Though she and her family lost thousands of dollars when the wedding was called off, Muscoplat is grateful things fell apart when they did. If they hadn't moved in together, she says, "I think he might have been pushed to the same place at some later point, maybe some day down the road when I was pregnant. I have a religious take on it -- God was really watching out for me and I dodged a bullet."
The debate over cohabitation is partly a rehash of the values and morals conflicts that tend to become political footballs in America today. But on one point, virtually all researchers agree: We need to understand the effects of cohabitation on children. Some 40 percent of all cohabiting households include kids -- that's somewhere close to 3.5 million children living in homes with two unmarried opposite-sex grown-ups.
Cohabiting relationships, by their nature, appear to be less fulfilling than marital relationships. People who cohabit say they are less satisfied and more likely to feel depressed, Susan Brown has found. While the precarious finances of many cohabiters has something to do with it, Brown also points to the inherent lack of stability. Long-term cohabitation is rare: most couples either break up or marry within five years. "Cohabiters are uncertain about the future of their relationship and that's distressing to them," she says.
As a result, cohabitation is not an ideal living arrangement for children. Emotionally or academically, the children of cohabiters just don't do as well, on average, as those with two married parents, and money doesn't fully explain the difference.

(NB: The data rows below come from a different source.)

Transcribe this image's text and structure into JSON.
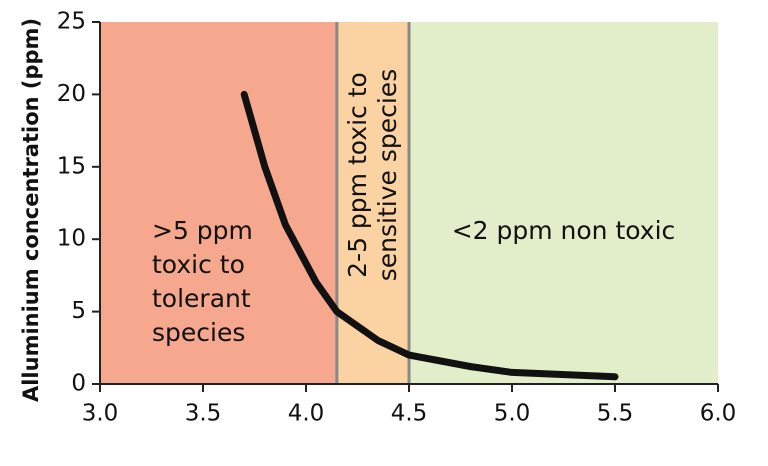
{
  "chart_data": {
    "type": "line",
    "y_label": "Alluminium concentration (ppm)",
    "xlim": [
      3.0,
      6.0
    ],
    "ylim": [
      0,
      25
    ],
    "xticks": [
      {
        "value": 3.0,
        "label": "3.0"
      },
      {
        "value": 3.5,
        "label": "3.5"
      },
      {
        "value": 4.0,
        "label": "4.0"
      },
      {
        "value": 4.5,
        "label": "4.5"
      },
      {
        "value": 5.0,
        "label": "5.0"
      },
      {
        "value": 5.5,
        "label": "5.5"
      },
      {
        "value": 6.0,
        "label": "6.0"
      }
    ],
    "yticks": [
      0,
      5,
      10,
      15,
      20,
      25
    ],
    "regions": [
      {
        "xlim": [
          3.0,
          4.15
        ],
        "color": "#f5a88e",
        "label": [
          ">5 ppm",
          "toxic to",
          "tolerant",
          "species"
        ]
      },
      {
        "xlim": [
          4.15,
          4.5
        ],
        "color": "#fbd3a3",
        "label": [
          "2-5 ppm toxic to",
          "sensitive species"
        ],
        "rotated": true
      },
      {
        "xlim": [
          4.5,
          6.0
        ],
        "color": "#e2edc9",
        "label": [
          "<2 ppm non toxic"
        ]
      }
    ],
    "series": [
      {
        "color": "#111111",
        "x": [
          3.7,
          3.8,
          3.9,
          4.05,
          4.15,
          4.35,
          4.5,
          4.8,
          5.0,
          5.5
        ],
        "values": [
          20,
          15,
          11,
          7,
          5,
          3,
          2,
          1.2,
          0.8,
          0.5
        ]
      }
    ]
  }
}
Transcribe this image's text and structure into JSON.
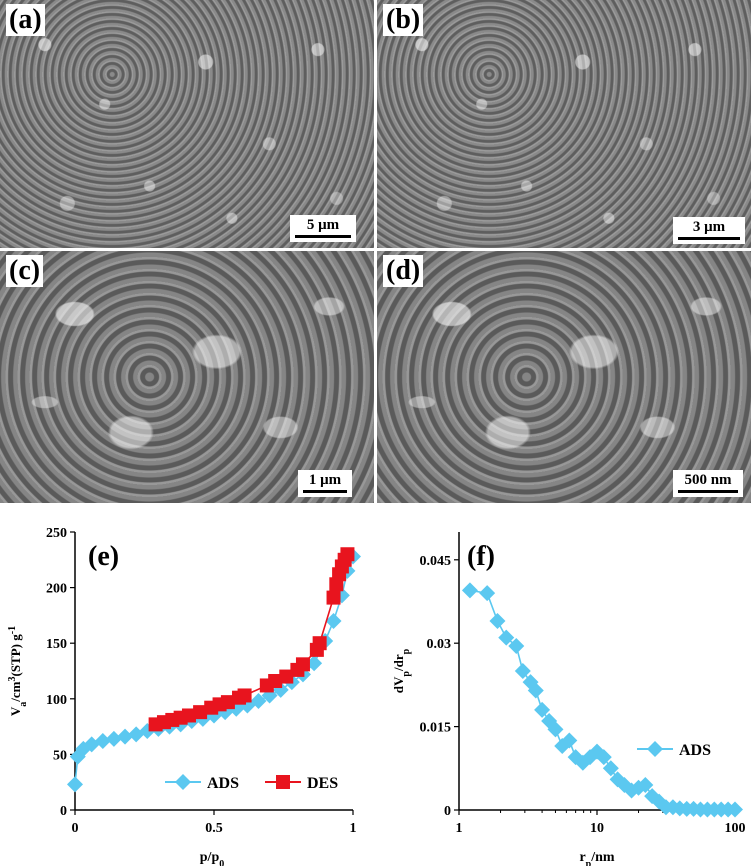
{
  "panels": {
    "a": {
      "label": "(a)",
      "scale": "5 μm"
    },
    "b": {
      "label": "(b)",
      "scale": "3 μm"
    },
    "c": {
      "label": "(c)",
      "scale": "1 μm"
    },
    "d": {
      "label": "(d)",
      "scale": "500 nm"
    }
  },
  "chart_data": [
    {
      "type": "line",
      "panel_label": "(e)",
      "xlabel": "p/p0",
      "ylabel": "Va/cm3(STP) g-1",
      "xlim": [
        0,
        1
      ],
      "ylim": [
        0,
        250
      ],
      "xticks": [
        "0",
        "0.5",
        "1"
      ],
      "yticks": [
        "0",
        "50",
        "100",
        "150",
        "200",
        "250"
      ],
      "legend_position": "bottom-right",
      "series": [
        {
          "name": "ADS",
          "color": "#5bc8f0",
          "marker": "diamond",
          "x": [
            0.0,
            0.01,
            0.03,
            0.06,
            0.1,
            0.14,
            0.18,
            0.22,
            0.26,
            0.3,
            0.34,
            0.38,
            0.42,
            0.46,
            0.5,
            0.54,
            0.58,
            0.62,
            0.66,
            0.7,
            0.74,
            0.78,
            0.82,
            0.86,
            0.9,
            0.93,
            0.96,
            0.98,
            1.0
          ],
          "y": [
            23,
            48,
            55,
            59,
            62,
            64,
            66,
            68,
            71,
            73,
            75,
            77,
            80,
            82,
            85,
            88,
            91,
            94,
            98,
            103,
            108,
            115,
            122,
            132,
            152,
            170,
            193,
            215,
            228
          ]
        },
        {
          "name": "DES",
          "color": "#e8141e",
          "marker": "square",
          "x": [
            0.29,
            0.32,
            0.35,
            0.38,
            0.41,
            0.45,
            0.49,
            0.52,
            0.55,
            0.59,
            0.61,
            0.69,
            0.72,
            0.76,
            0.8,
            0.82,
            0.87,
            0.88,
            0.93,
            0.94,
            0.95,
            0.96,
            0.97,
            0.98
          ],
          "y": [
            77,
            79,
            81,
            83,
            85,
            88,
            92,
            95,
            97,
            101,
            103,
            112,
            116,
            120,
            126,
            131,
            144,
            150,
            191,
            203,
            212,
            219,
            225,
            230
          ]
        }
      ]
    },
    {
      "type": "line",
      "panel_label": "(f)",
      "xlabel": "rp/nm",
      "ylabel": "dVp/drp",
      "xscale": "log",
      "xlim": [
        1,
        100
      ],
      "ylim": [
        0,
        0.05
      ],
      "xticks": [
        "1",
        "10",
        "100"
      ],
      "yticks": [
        "0",
        "0.015",
        "0.03",
        "0.045"
      ],
      "legend_position": "right",
      "series": [
        {
          "name": "ADS",
          "color": "#5bc8f0",
          "marker": "diamond",
          "x": [
            1.2,
            1.6,
            1.9,
            2.2,
            2.6,
            2.9,
            3.3,
            3.6,
            4.0,
            4.5,
            5.0,
            5.6,
            6.3,
            7.0,
            7.9,
            8.9,
            10.0,
            11.2,
            12.6,
            14.1,
            15.8,
            17.8,
            20.0,
            22.4,
            25.1,
            28.2,
            31.6,
            35.5,
            39.8,
            44.7,
            50.1,
            56.2,
            63.1,
            70.8,
            79.4,
            89.1,
            100
          ],
          "y": [
            0.0395,
            0.039,
            0.034,
            0.031,
            0.0295,
            0.025,
            0.023,
            0.0215,
            0.018,
            0.016,
            0.0145,
            0.0115,
            0.0125,
            0.0095,
            0.0085,
            0.0095,
            0.0105,
            0.0095,
            0.0075,
            0.0055,
            0.0045,
            0.0035,
            0.004,
            0.0045,
            0.0025,
            0.0015,
            0.0005,
            0.0005,
            0.0003,
            0.0002,
            0.0002,
            0.0001,
            0.0001,
            0.0001,
            0.0001,
            0.0001,
            0.0001
          ]
        }
      ]
    }
  ]
}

The stress of parenting in a shakier living situation may be part of the problem, says Brown. "Stability matters. It matters for the well-being of children and adults alike," she adds. "We're better off with commitment, a sense that we're in it for the long haul."
The must-have discussion
Cohabitation rates may be skyrocketing, but Americans are still entirely enchanted with marriage. That's a sharp contrast with some Western societies -- Sweden, France or the Canadian province of Quebec, for example -- where cohabitation is beginning to replace marriage . In the United States, 90 percent of young people are still expected to tie the knot at some point.
Since most Americans are destined for marriage -- and a majority will live together beforehand -- how can we protect against the potentially undermining effects of cohabitation? Follow the lead of one subgroup of cohabiters: Those who make a permanent commitment to each other first. One study that tracked 136 couples through the initial months of marriage found that early intentions seem to make a big difference. About 60 of the couples in the study lived together before getting engaged, while the rest waited either until after they were engaged or after they were married to set up housekeeping. Ten months after the wedding, the group that had cohabited before being engaged had more negative interactions, less confidence about the relationship and weaker feelings of commitment than the other two groups. But the marriages of couples who had moved in together after getting engaged seemed just as strong as those who had moved in together after marrying.

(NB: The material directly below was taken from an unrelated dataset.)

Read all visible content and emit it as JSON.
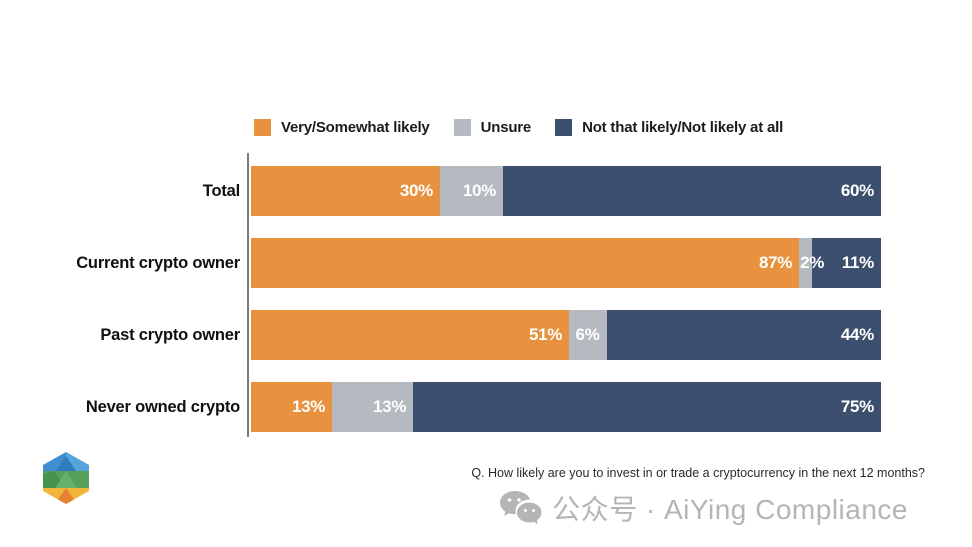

Among other things, couples who get engaged before cohabiting probably have a clearer understanding of each other's expectations before they combine households. On that point, Mia Dunleavey, a 39-year-old online financial columnist living in Brooklyn, New York, can speak with the sadder-but-wiser voice of experience. In her late 20s, Dunleavey was involved with a man she hoped to marry. He reluctantly agreed to move in with her, spurred by the fact that his lease was running out, but he vacillated for so long about setting a wedding date that she finally ended the relationship. Soon after, she relocated across the country to move in with a new man she'd fallen in love with, only to find their living styles were utterly incompatible.
Back in New York again, she took stock. "I was terribly disappointed," Dunleavey says. "You have this faith that you're moving in with someone in order to deepen the commitment, and it doesn't necessarily happen at all. Those two things are not correlated.

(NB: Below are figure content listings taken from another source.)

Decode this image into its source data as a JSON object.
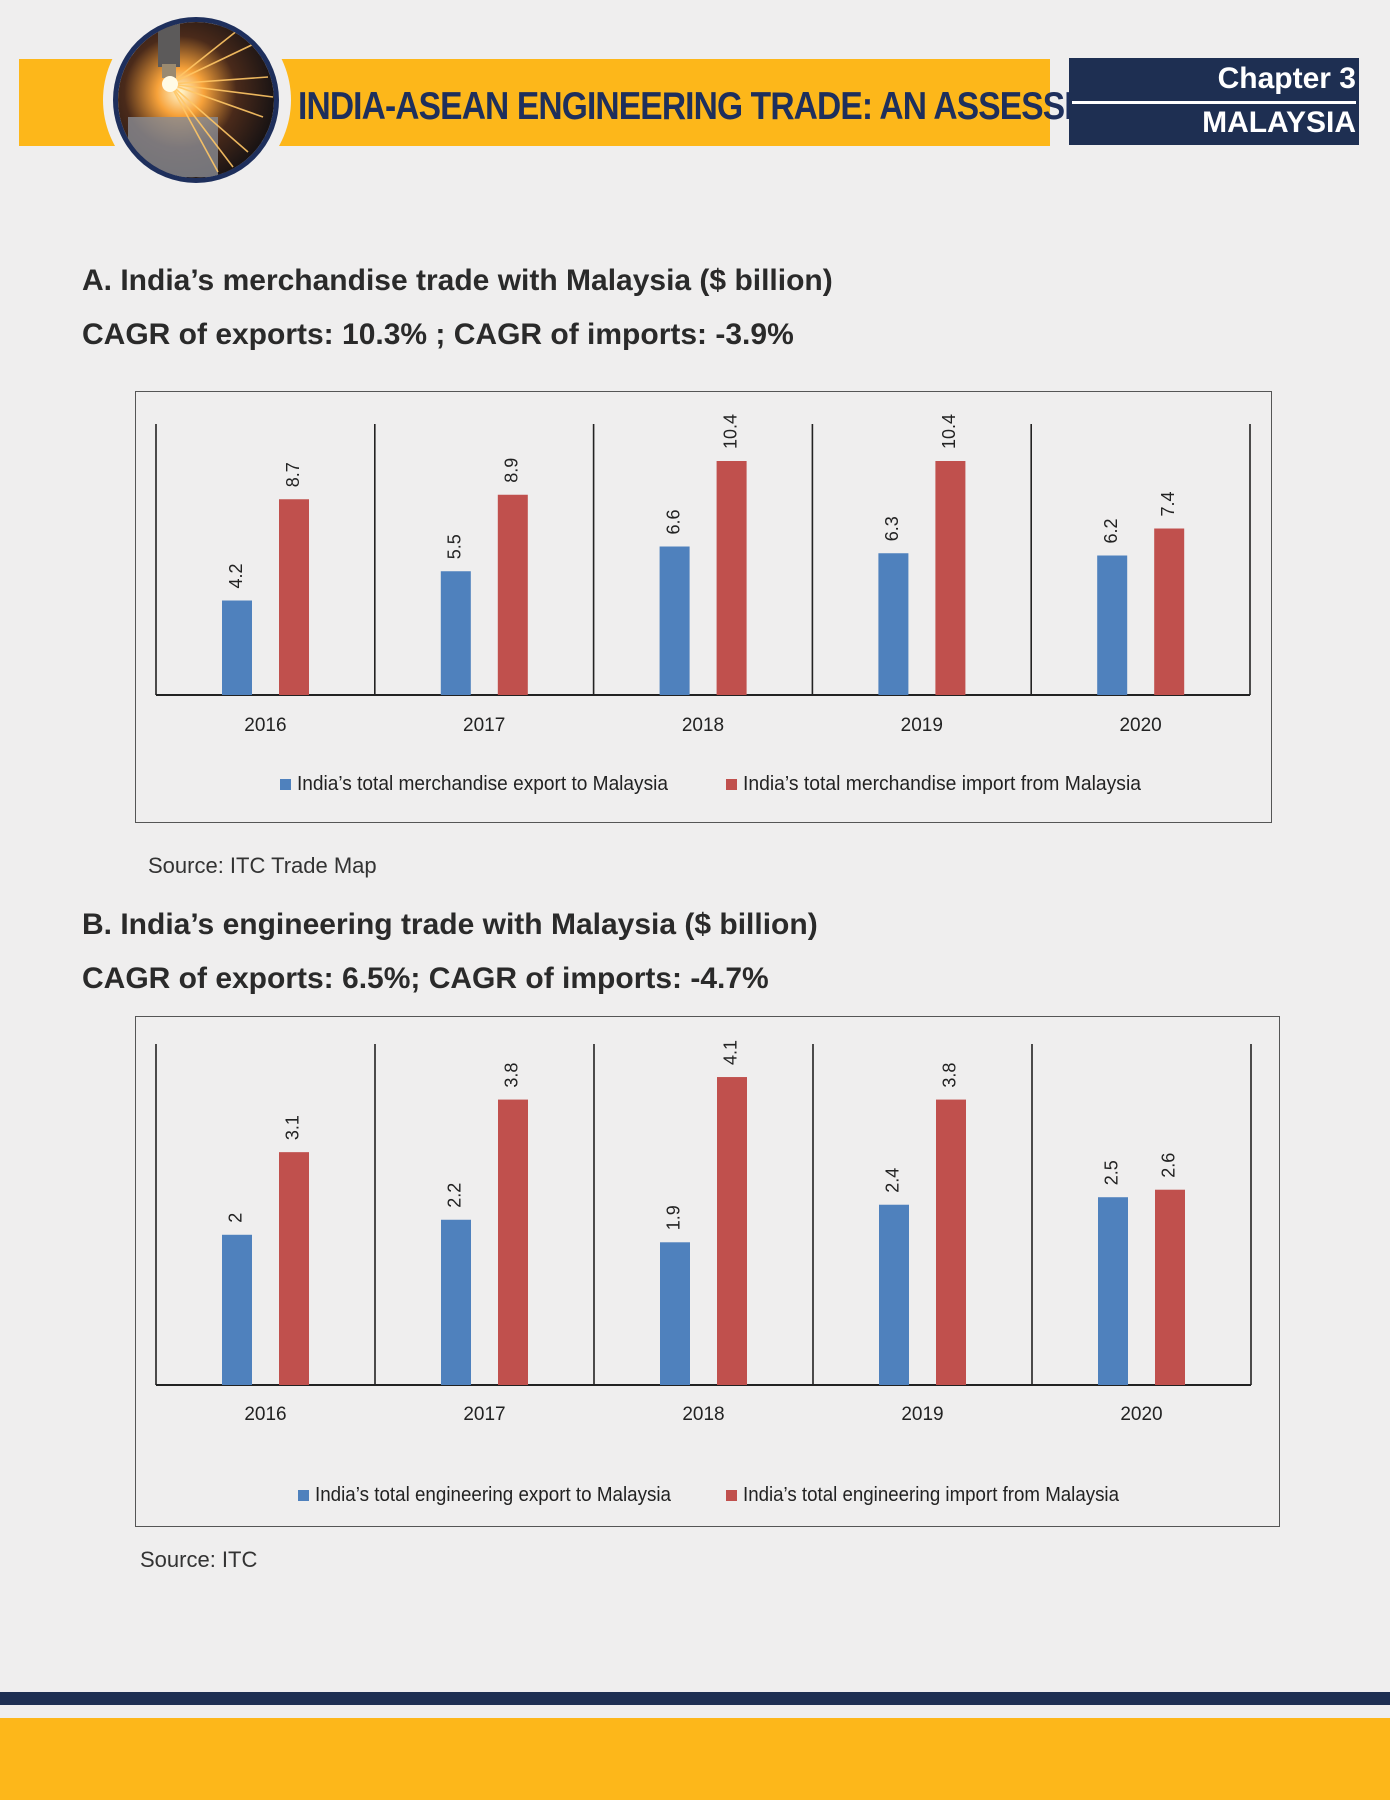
{
  "header": {
    "title": "INDIA-ASEAN ENGINEERING TRADE: AN ASSESSMENT",
    "chapter": "Chapter 3",
    "country": "MALAYSIA",
    "logo_icon": "laser-cutting-sparks-icon"
  },
  "section_a": {
    "title": "A.  India’s merchandise trade with Malaysia ($ billion)",
    "subtitle": "CAGR of exports: 10.3% ; CAGR of imports: -3.9%",
    "source": "Source: ITC Trade Map"
  },
  "section_b": {
    "title": "B. India’s engineering trade with Malaysia ($ billion)",
    "subtitle": "CAGR of exports: 6.5%; CAGR of imports: -4.7%",
    "source": "Source: ITC"
  },
  "chart_data": [
    {
      "type": "bar",
      "categories": [
        "2016",
        "2017",
        "2018",
        "2019",
        "2020"
      ],
      "series": [
        {
          "name": "India’s total merchandise export to Malaysia",
          "values": [
            4.2,
            5.5,
            6.6,
            6.3,
            6.2
          ],
          "labels": [
            "4.2",
            "5.5",
            "6.6",
            "6.3",
            "6.2"
          ],
          "color": "#4f81bd"
        },
        {
          "name": "India’s total merchandise import from Malaysia",
          "values": [
            8.7,
            8.9,
            10.4,
            10.4,
            7.4
          ],
          "labels": [
            "8.7",
            "8.9",
            "10.4",
            "10.4",
            "7.4"
          ],
          "color": "#c0504d"
        }
      ],
      "ylim": [
        0,
        10.4
      ],
      "legend": "bottom",
      "grid": false
    },
    {
      "type": "bar",
      "categories": [
        "2016",
        "2017",
        "2018",
        "2019",
        "2020"
      ],
      "series": [
        {
          "name": "India’s total engineering export to Malaysia",
          "values": [
            2,
            2.2,
            1.9,
            2.4,
            2.5
          ],
          "labels": [
            "2",
            "2.2",
            "1.9",
            "2.4",
            "2.5"
          ],
          "color": "#4f81bd"
        },
        {
          "name": "India’s total engineering import from Malaysia",
          "values": [
            3.1,
            3.8,
            4.1,
            3.8,
            2.6
          ],
          "labels": [
            "3.1",
            "3.8",
            "4.1",
            "3.8",
            "2.6"
          ],
          "color": "#c0504d"
        }
      ],
      "ylim": [
        0,
        4.5
      ],
      "legend": "bottom",
      "grid": false
    }
  ]
}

"At that point, I said, 'Never ever, ever again,'" she continues. "Living together is a waste of time and energy. The piece of china you'd gotten from your mother gets broken in the move. My living-together experience was a catalog of lost and broken things, never mind my heart."
When she fell in love again, she did things differently. She moved in with her intended just two weeks before the wedding -- because by that point, there was no question about their future together. "There was no take-it or leave-it," she says. "The commitment was the foundation of the marriage. Alas, my only experience of living with someone is that when you leave the door open for quasi-commitment, quasi-commitment is what you get."